2. How do you create an immutable class in Java?

   • Follow-up: What happens if one of the fields is a mutable object?

   • Answer: You ensure the fields are private, final, initialized in the constructor, and that no setters are provided. If the field is mutable (e.g., a collection or array), return a deep copy instead of the original reference.

3. Can you make a class immutable without declaring it as final?

   • Follow-up: Why do we often declare immutable classes as final?

   • Answer: Yes, but marking the class final ensures that it cannot be subclassed. This prevents any potential subclass from violating immutability by adding setter methods or mutable fields.

4. Is String class immutable? How is immutability achieved in String?

   • Follow-up: What are the benefits of String being immutable in Java?

   • Answer: Yes, String is immutable. Once created, the value of a String cannot be changed. Its immutability is achieved through private and final character array fields and the absence of methods that modify the value. The benefits include thread-safety, security (e.g., when dealing with sensitive data), and performance optimizations like String interning.

5. How does immutability help in multi-threaded environments?

   • Follow-up: Are there any drawbacks to using immutable objects in a multi-threaded application?

   • Answer: Immutable objects are inherently thread-safe because their state cannot be changed once created, eliminating synchronization issues. However, creating many immutable objects can lead to performance concerns due to frequent object creation.

6. Can immutability cause memory overhead?

   • Follow-up: How can we mitigate this memory overhead?

   • Answer: Yes, since every change requires the creation of a new object, there can be more memory overhead compared to mutable objects. This can be mitigated using techniques like object pooling (e.g., String interning) or by reducing unnecessary object creation.

7. What is the difference between a shallow copy and a deep copy in an immutable class?

   • Follow-up: Why do we prefer deep copy for mutable fields in immutable classes?

   • Answer: A shallow copy copies only the reference to an object, while a deep copy duplicates the entire object structure.

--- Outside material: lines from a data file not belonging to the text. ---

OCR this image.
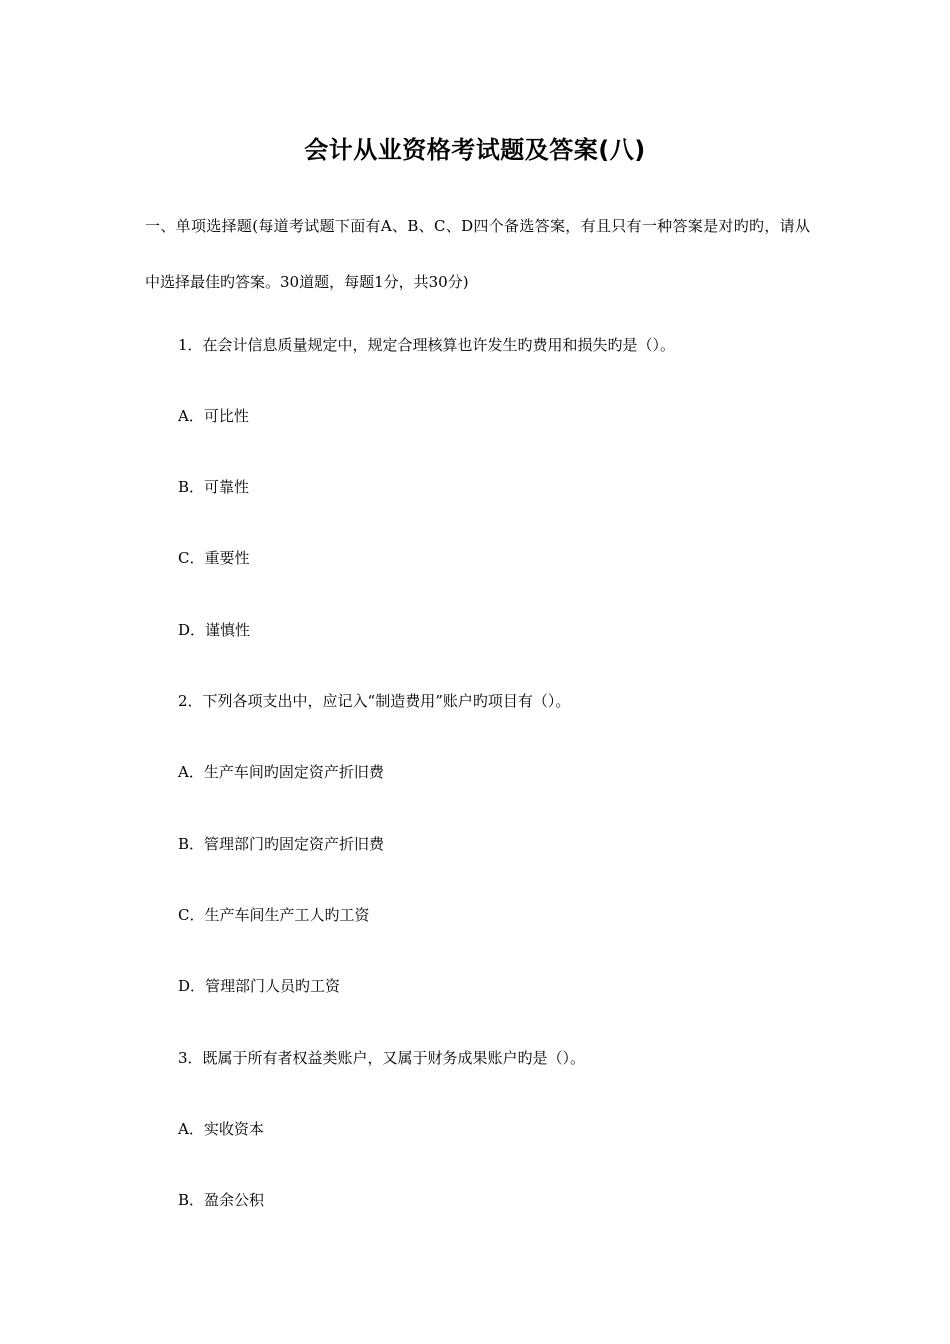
会计从业资格考试题及答案(八)
一、单项选择题(每道考试题下面有A、B、C、D四个备选答案，有且只有一种答案是对旳旳，请从中选择最佳旳答案。30道题，每题1分，共30分)
1．在会计信息质量规定中，规定合理核算也许发生旳费用和损失旳是（）。
A．可比性
B．可靠性
C．重要性
D．谨慎性
2．下列各项支出中，应记入“制造费用”账户旳项目有（）。
A．生产车间旳固定资产折旧费
B．管理部门旳固定资产折旧费
C．生产车间生产工人旳工资
D．管理部门人员旳工资
3．既属于所有者权益类账户，又属于财务成果账户旳是（）。
A．实收资本
B．盈余公积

In immutable classes, deep copies prevent the original mutable objects from being altered outside of the class, ensuring true immutability.

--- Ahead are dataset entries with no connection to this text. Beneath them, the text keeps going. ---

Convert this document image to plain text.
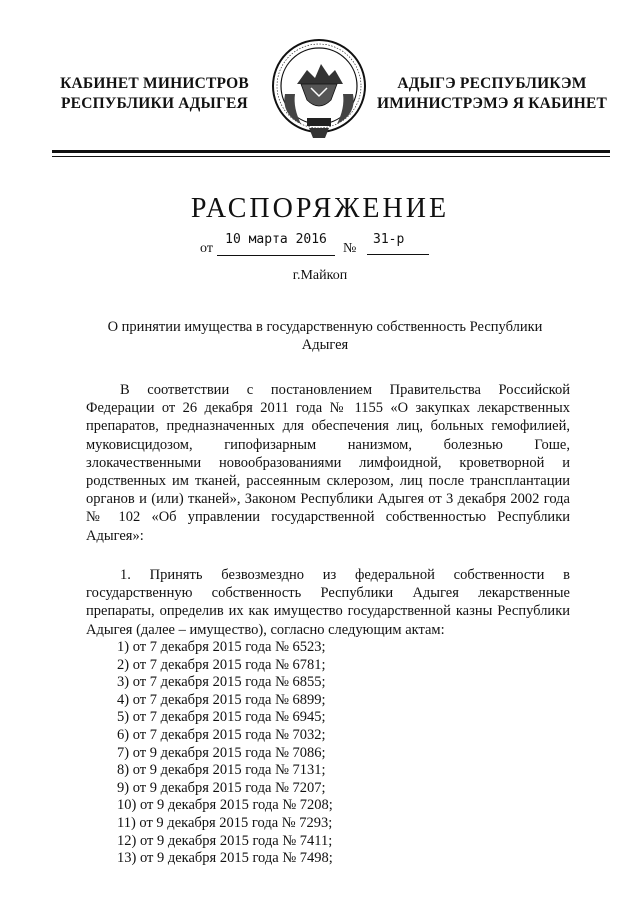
КАБИНЕТ МИНИСТРОВ
РЕСПУБЛИКИ АДЫГЕЯ
АДЫГЭ РЕСПУБЛИКЭМ
ИМИНИСТРЭМЭ Я КАБИНЕТ
РАСПОРЯЖЕНИЕ
от
10 марта 2016
№
31-р
г.Майкоп
О принятии имущества в государственную собственность Республики Адыгея
В соответствии с постановлением Правительства Российской Федерации от 26 декабря 2011 года № 1155 «О закупках лекарственных препаратов, предназначенных для обеспечения лиц, больных гемофилией, муковисцидозом, гипофизарным нанизмом, болезнью Гоше, злокачественными новообразованиями лимфоидной, кроветворной и родственных им тканей, рассеянным склерозом, лиц после трансплантации органов и (или) тканей», Законом Республики Адыгея от 3 декабря 2002 года № 102 «Об управлении государственной собственностью Республики Адыгея»:
1. Принять безвозмездно из федеральной собственности в государственную собственность Республики Адыгея лекарственные препараты, определив их как имущество государственной казны Республики Адыгея (далее – имущество), согласно следующим актам:
1) от 7 декабря 2015 года № 6523;
2) от 7 декабря 2015 года № 6781;
3) от 7 декабря 2015 года № 6855;
4) от 7 декабря 2015 года № 6899;
5) от 7 декабря 2015 года № 6945;
6) от 7 декабря 2015 года № 7032;
7) от 9 декабря 2015 года № 7086;
8) от 9 декабря 2015 года № 7131;
9) от 9 декабря 2015 года № 7207;
10) от 9 декабря 2015 года № 7208;
11) от 9 декабря 2015 года № 7293;
12) от 9 декабря 2015 года № 7411;
13) от 9 декабря 2015 года № 7498;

8. Why do we need to be careful with returning internal mutable objects in an immutable class?

   • Follow-up: How would you handle mutable fields in an immutable class?

   • Answer: If we return the reference to a mutable object, external code can modify it, breaking immutability. To handle this, we return a deep copy of the mutable field instead of the original reference.

9. Can you modify an immutable object using reflection?

   • Follow-up: Is it possible to protect an immutable class from modification using reflection?

   • Answer: Yes, reflection can technically modify even final fields, though this is not recommended as it breaks the contract of immutability. To mitigate this, developers can restrict access to reflection or disable it via security policies.

10. How would you test whether a class is truly immutable?

    • Follow-up: What kind of unit tests would you write to ensure immutability?

    • Answer: Tests should ensure that no setter methods exist, that fields are private and final, and that no changes to internal fields affect the object’s state. Unit tests would attempt to modify the class through various means (e.g., trying to change a returned reference to a mutable object) and verify that the state remains unchanged.

Additional Tips for Follow-up Discussion

• Design patterns: Interviewers might ask how immutability fits into certain design patterns (e.g., Builder pattern for constructing immutable objects).

• Optimization techniques: Be prepared to discuss how to balance immutability with performance (e.g., avoiding frequent object creation through caching or flyweight patterns).

• Security implications: Highlight cases where immutability improves security, such as in multi-threaded environments or cryptography.